Mohamed, who was a consultant for Feeding Our Future, pleaded guilty in March to opening fake meal sites using her brothers, sisters and husband’s names, to steal nearly $15 million. She’s awaiting a sentencing hearing.
It was Omar’s own MEALS Act that allowed Safari, a for-profit restaurant, to participate in the US Department of Agriculture meals program, normally meant for schools, for the first time.
Bernstein isn’t the only one demanding Omar explain her actions.
“She’s been able to get away with this for far too long,” House Majority Whip Rep Tom Emmer (R-MN) told The Post. “It was her people – the Somali fraudsters that she represents and works with that stole from the very fund that she created.”
“So this idea that there’s nothing to see here… she says ‘you’re just being racist, you’re just being an Islamophobe, you’re just picking on me because I come from Somalia – no.”

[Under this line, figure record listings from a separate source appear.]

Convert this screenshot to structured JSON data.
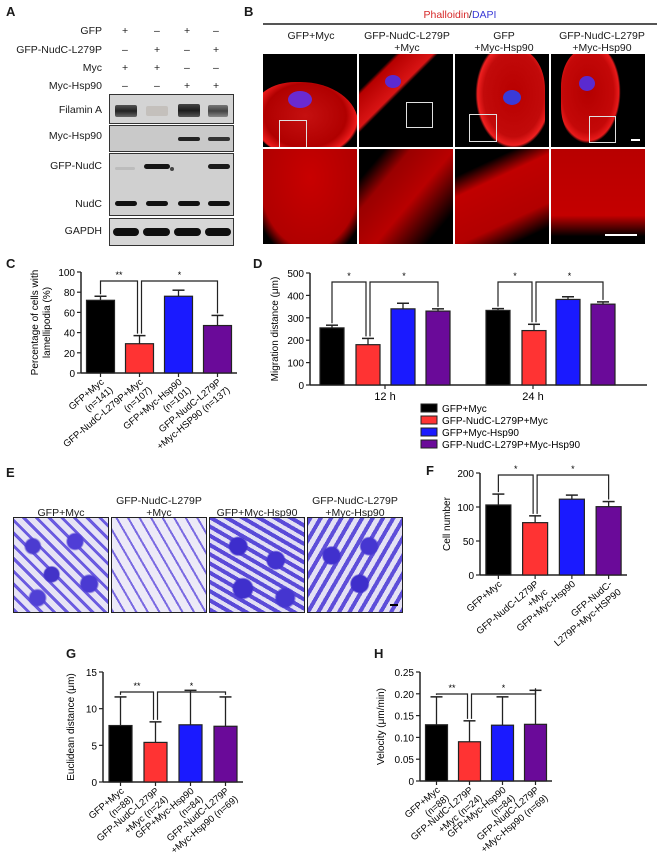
{
  "panels": {
    "A": {
      "letter": "A",
      "conditions": [
        {
          "label": "GFP",
          "signs": [
            "+",
            "–",
            "+",
            "–"
          ]
        },
        {
          "label": "GFP-NudC-L279P",
          "signs": [
            "–",
            "+",
            "–",
            "+"
          ]
        },
        {
          "label": "Myc",
          "signs": [
            "+",
            "+",
            "–",
            "–"
          ]
        },
        {
          "label": "Myc-Hsp90",
          "signs": [
            "–",
            "–",
            "+",
            "+"
          ]
        }
      ],
      "blots": [
        "Filamin A",
        "Myc-Hsp90",
        "GFP-NudC",
        "NudC",
        "GAPDH"
      ]
    },
    "B": {
      "letter": "B",
      "stain_phalloidin": "Phalloidin",
      "stain_sep": "/",
      "stain_dapi": "DAPI",
      "stain_phalloidin_color": "#d62828",
      "stain_dapi_color": "#3b3bd6",
      "columns": [
        {
          "line1": "GFP+Myc",
          "line2": ""
        },
        {
          "line1": "GFP-NudC-L279P",
          "line2": "+Myc"
        },
        {
          "line1": "GFP",
          "line2": "+Myc-Hsp90"
        },
        {
          "line1": "GFP-NudC-L279P",
          "line2": "+Myc-Hsp90"
        }
      ]
    },
    "C": {
      "letter": "C"
    },
    "D": {
      "letter": "D"
    },
    "E": {
      "letter": "E",
      "columns": [
        {
          "line1": "GFP+Myc",
          "line2": ""
        },
        {
          "line1": "GFP-NudC-L279P",
          "line2": "+Myc"
        },
        {
          "line1": "GFP+Myc-Hsp90",
          "line2": ""
        },
        {
          "line1": "GFP-NudC-L279P",
          "line2": "+Myc-Hsp90"
        }
      ]
    },
    "F": {
      "letter": "F"
    },
    "G": {
      "letter": "G"
    },
    "H": {
      "letter": "H"
    }
  },
  "colors": {
    "black": "#000000",
    "red": "#ff3333",
    "blue": "#1a1aff",
    "purple": "#6a0a99"
  },
  "chart_data": [
    {
      "id": "C",
      "type": "bar",
      "title": "",
      "xlabel": "",
      "ylabel": "Percentage of cells with lamellipodia (%)",
      "ylabel_lines": [
        "Percentage of cells with",
        "lamellipodia (%)"
      ],
      "ylim": [
        0,
        100
      ],
      "yticks": [
        0,
        20,
        40,
        60,
        80,
        100
      ],
      "categories": [
        "GFP+Myc (n=141)",
        "GFP-NudC-L279P+Myc (n=107)",
        "GFP+Myc-Hsp90 (n=101)",
        "GFP-NudC-L279P +Myc-HSP90 (n=137)"
      ],
      "category_lines": [
        [
          "GFP+Myc",
          "(n=141)"
        ],
        [
          "GFP-NudC-L279P+Myc",
          "(n=107)"
        ],
        [
          "GFP+Myc-Hsp90",
          "(n=101)"
        ],
        [
          "GFP-NudC-L279P",
          "+Myc-HSP90 (n=137)"
        ]
      ],
      "values": [
        72,
        29,
        76,
        47
      ],
      "errors": [
        4,
        8,
        6,
        10
      ],
      "significance": [
        {
          "from": 0,
          "to": 1,
          "label": "**"
        },
        {
          "from": 1,
          "to": 3,
          "label": "*"
        }
      ]
    },
    {
      "id": "D",
      "type": "bar",
      "title": "",
      "xlabel": "",
      "ylabel": "Migration distance (μm)",
      "ylim": [
        0,
        500
      ],
      "yticks": [
        0,
        100,
        200,
        300,
        400,
        500
      ],
      "categories": [
        "12 h",
        "24 h"
      ],
      "series": [
        {
          "name": "GFP+Myc",
          "values": [
            255,
            333
          ],
          "errors": [
            12,
            8
          ]
        },
        {
          "name": "GFP-NudC-L279P+Myc",
          "values": [
            180,
            243
          ],
          "errors": [
            28,
            28
          ]
        },
        {
          "name": "GFP+Myc-Hsp90",
          "values": [
            340,
            382
          ],
          "errors": [
            25,
            12
          ]
        },
        {
          "name": "GFP-NudC-L279P+Myc-Hsp90",
          "values": [
            330,
            361
          ],
          "errors": [
            10,
            10
          ]
        }
      ],
      "legend_position": "bottom",
      "significance": [
        {
          "group": 0,
          "from": 0,
          "to": 1,
          "label": "*"
        },
        {
          "group": 0,
          "from": 1,
          "to": 3,
          "label": "*"
        },
        {
          "group": 1,
          "from": 0,
          "to": 1,
          "label": "*"
        },
        {
          "group": 1,
          "from": 1,
          "to": 3,
          "label": "*"
        }
      ]
    },
    {
      "id": "F",
      "type": "bar",
      "title": "",
      "xlabel": "",
      "ylabel": "Cell number",
      "ylim": [
        0,
        200
      ],
      "yticks": [
        0,
        50,
        100,
        200
      ],
      "categories": [
        "GFP+Myc",
        "GFP-NudC-L279P +Myc",
        "GFP+Myc-Hsp90",
        "GFP-NudC- L279P+Myc-HSP90"
      ],
      "category_lines": [
        [
          "GFP+Myc"
        ],
        [
          "GFP-NudC-L279P",
          "+Myc"
        ],
        [
          "GFP+Myc-Hsp90"
        ],
        [
          "GFP-NudC-",
          "L279P+Myc-HSP90"
        ]
      ],
      "values": [
        106,
        77,
        123,
        101
      ],
      "errors": [
        32,
        10,
        12,
        15
      ],
      "significance": [
        {
          "from": 0,
          "to": 1,
          "label": "*"
        },
        {
          "from": 1,
          "to": 3,
          "label": "*"
        }
      ]
    },
    {
      "id": "G",
      "type": "bar",
      "title": "",
      "xlabel": "",
      "ylabel": "Euclidean distance (μm)",
      "ylim": [
        0,
        15
      ],
      "yticks": [
        0,
        5,
        10,
        15
      ],
      "categories": [
        "GFP+Myc (n=88)",
        "GFP-NudC-L279P +Myc (n=24)",
        "GFP+Myc-Hsp90 (n=84)",
        "GFP-NudC-L279P +Myc-Hsp90 (n=69)"
      ],
      "category_lines": [
        [
          "GFP+Myc",
          "(n=88)"
        ],
        [
          "GFP-NudC-L279P",
          "+Myc (n=24)"
        ],
        [
          "GFP+Myc-Hsp90",
          "(n=84)"
        ],
        [
          "GFP-NudC-L279P",
          "+Myc-Hsp90 (n=69)"
        ]
      ],
      "values": [
        7.7,
        5.4,
        7.8,
        7.6
      ],
      "errors": [
        3.9,
        2.8,
        4.7,
        4.0
      ],
      "significance": [
        {
          "from": 0,
          "to": 1,
          "label": "**"
        },
        {
          "from": 1,
          "to": 3,
          "label": "*"
        }
      ]
    },
    {
      "id": "H",
      "type": "bar",
      "title": "",
      "xlabel": "",
      "ylabel": "Velocity (μm/min)",
      "ylim": [
        0,
        0.25
      ],
      "yticks": [
        0,
        0.05,
        0.1,
        0.15,
        0.2,
        0.25
      ],
      "ytick_labels": [
        "0",
        "0.05",
        "0.10",
        "0.15",
        "0.20",
        "0.25"
      ],
      "categories": [
        "GFP+Myc (n=88)",
        "GFP-NudC-L279P +Myc (n=24)",
        "GFP+Myc-Hsp90 (n=84)",
        "GFP-NudC-L279P +Myc-Hsp90 (n=69)"
      ],
      "category_lines": [
        [
          "GFP+Myc",
          "(n=88)"
        ],
        [
          "GFP-NudC-L279P",
          "+Myc (n=24)"
        ],
        [
          "GFP+Myc-Hsp90",
          "(n=84)"
        ],
        [
          "GFP-NudC-L279P",
          "+Myc-Hsp90 (n=69)"
        ]
      ],
      "values": [
        0.129,
        0.09,
        0.128,
        0.13
      ],
      "errors": [
        0.064,
        0.048,
        0.065,
        0.078
      ],
      "significance": [
        {
          "from": 0,
          "to": 1,
          "label": "**"
        },
        {
          "from": 1,
          "to": 3,
          "label": "*"
        }
      ]
    }
  ]
}
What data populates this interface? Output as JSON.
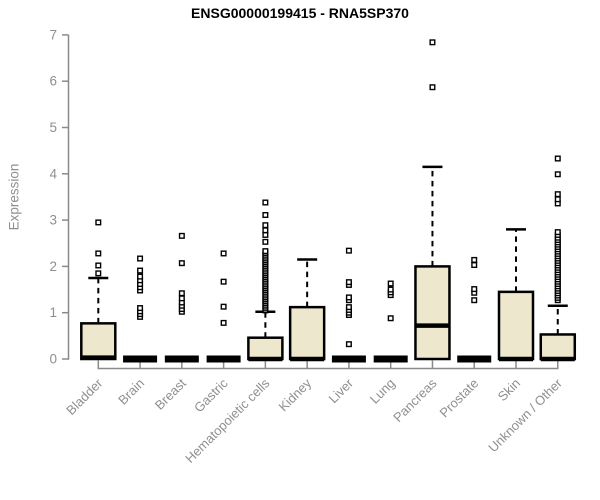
{
  "chart_data": {
    "type": "boxplot",
    "title": "ENSG00000199415 - RNA5SP370",
    "ylabel": "Expression",
    "xlabel": "",
    "ylim": [
      0,
      7
    ],
    "yticks": [
      0,
      1,
      2,
      3,
      4,
      5,
      6,
      7
    ],
    "grid": false,
    "categories": [
      "Bladder",
      "Brain",
      "Breast",
      "Gastric",
      "Hematopoietic cells",
      "Kidney",
      "Liver",
      "Lung",
      "Pancreas",
      "Prostate",
      "Skin",
      "Unknown / Other"
    ],
    "boxes": [
      {
        "category": "Bladder",
        "whisker_low": 0,
        "q1": 0,
        "median": 0.03,
        "q3": 0.77,
        "whisker_high": 1.75,
        "outliers": [
          1.85,
          2.02,
          2.28,
          2.95
        ]
      },
      {
        "category": "Brain",
        "whisker_low": 0,
        "q1": 0,
        "median": 0,
        "q3": 0,
        "whisker_high": 0,
        "outliers": [
          0.91,
          0.97,
          1.03,
          1.1,
          1.48,
          1.55,
          1.62,
          1.7,
          1.78,
          1.91,
          2.17
        ]
      },
      {
        "category": "Breast",
        "whisker_low": 0,
        "q1": 0,
        "median": 0,
        "q3": 0,
        "whisker_high": 0,
        "outliers": [
          1.02,
          1.08,
          1.15,
          1.22,
          1.31,
          1.42,
          2.07,
          2.66
        ]
      },
      {
        "category": "Gastric",
        "whisker_low": 0,
        "q1": 0,
        "median": 0,
        "q3": 0,
        "whisker_high": 0,
        "outliers": [
          0.78,
          1.13,
          1.67,
          2.28
        ]
      },
      {
        "category": "Hematopoietic cells",
        "whisker_low": 0,
        "q1": 0,
        "median": 0,
        "q3": 0.46,
        "whisker_high": 1.02,
        "outliers": [
          1.05,
          1.09,
          1.13,
          1.17,
          1.21,
          1.25,
          1.29,
          1.33,
          1.37,
          1.41,
          1.45,
          1.49,
          1.53,
          1.57,
          1.61,
          1.65,
          1.69,
          1.73,
          1.77,
          1.81,
          1.85,
          1.89,
          1.93,
          1.97,
          2.01,
          2.05,
          2.09,
          2.13,
          2.17,
          2.21,
          2.25,
          2.29,
          2.33,
          2.53,
          2.68,
          2.78,
          2.89,
          3.11,
          3.38
        ]
      },
      {
        "category": "Kidney",
        "whisker_low": 0,
        "q1": 0,
        "median": 0,
        "q3": 1.12,
        "whisker_high": 2.15,
        "outliers": []
      },
      {
        "category": "Liver",
        "whisker_low": 0,
        "q1": 0,
        "median": 0,
        "q3": 0,
        "whisker_high": 0,
        "outliers": [
          0.32,
          0.95,
          1.0,
          1.06,
          1.12,
          1.27,
          1.33,
          1.6,
          1.66,
          2.34
        ]
      },
      {
        "category": "Lung",
        "whisker_low": 0,
        "q1": 0,
        "median": 0,
        "q3": 0,
        "whisker_high": 0,
        "outliers": [
          0.88,
          1.38,
          1.44,
          1.5,
          1.63
        ]
      },
      {
        "category": "Pancreas",
        "whisker_low": 0,
        "q1": 0,
        "median": 0.72,
        "q3": 2.0,
        "whisker_high": 4.15,
        "outliers": [
          5.87,
          6.84
        ]
      },
      {
        "category": "Prostate",
        "whisker_low": 0,
        "q1": 0,
        "median": 0,
        "q3": 0,
        "whisker_high": 0,
        "outliers": [
          1.27,
          1.43,
          1.51,
          2.03,
          2.14
        ]
      },
      {
        "category": "Skin",
        "whisker_low": 0,
        "q1": 0,
        "median": 0,
        "q3": 1.45,
        "whisker_high": 2.8,
        "outliers": []
      },
      {
        "category": "Unknown / Other",
        "whisker_low": 0,
        "q1": 0,
        "median": 0,
        "q3": 0.53,
        "whisker_high": 1.15,
        "outliers": [
          1.27,
          1.32,
          1.37,
          1.42,
          1.47,
          1.52,
          1.57,
          1.62,
          1.67,
          1.72,
          1.77,
          1.82,
          1.87,
          1.92,
          1.97,
          2.02,
          2.07,
          2.12,
          2.17,
          2.22,
          2.27,
          2.32,
          2.37,
          2.42,
          2.47,
          2.52,
          2.57,
          2.62,
          2.68,
          2.74,
          3.36,
          3.45,
          3.56,
          3.99,
          4.33
        ]
      }
    ],
    "style": {
      "box_fill": "#EDE8CD",
      "box_stroke": "#000000",
      "median_color": "#000000",
      "outlier_fill": "#ffffff",
      "outlier_stroke": "#000000",
      "axis_color": "#8a8a8a",
      "label_color": "#8f8f8f",
      "title_color": "#000000",
      "background": "#ffffff",
      "legend": "none"
    }
  }
}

“And I hope one day she’s testifying in front of a criminal jury.”
Omar is not under investigation and has not been charged with any crime in connection with the COVID fraud scheme. On Tuesday, Vice President JD Vance said she was under investigation by the Department of Justice for immigration fraud stemming from allegations she married her brother to get him a green card, allegations she’s denied and called “sick.”
“The congresswoman posed for a photo op at the literal scene of the crime, Minnesota’s Safari Restaurant, which fraudulently claimed to have served millions of meals,” added Sen. Joni Ernst (R-Iowa).
“She deserves an opportunity to clear her name by cooperating with investigators and providing information about these con artists she associated herself with, who took food from the mouths of hungry children.”
The Congresswoman has been under fire since her wealth skyrocketed up to $30 million in a year, according to her financial disclosure – which she amended after an ethics complaint was filed against her and chalked the whole thing up to an accounting error.
It comes as the feds this week laid the first charges in the daycare scheme, in addition to those against 15 individuals in the $90 million Medicare fraud, warning “this is just the beginning” against fraudsters who saw Minnesota as “their own personal piggy banks.”
Omar did not respond to The Post’s request for comment.
Ellison, who received $10,000 in campaign contributions days after the meeting, rejected claims he was bribed, saying he took the meeting in good faith to “stand up to injustice” and was unaware he was dealing with fraudsters at the time.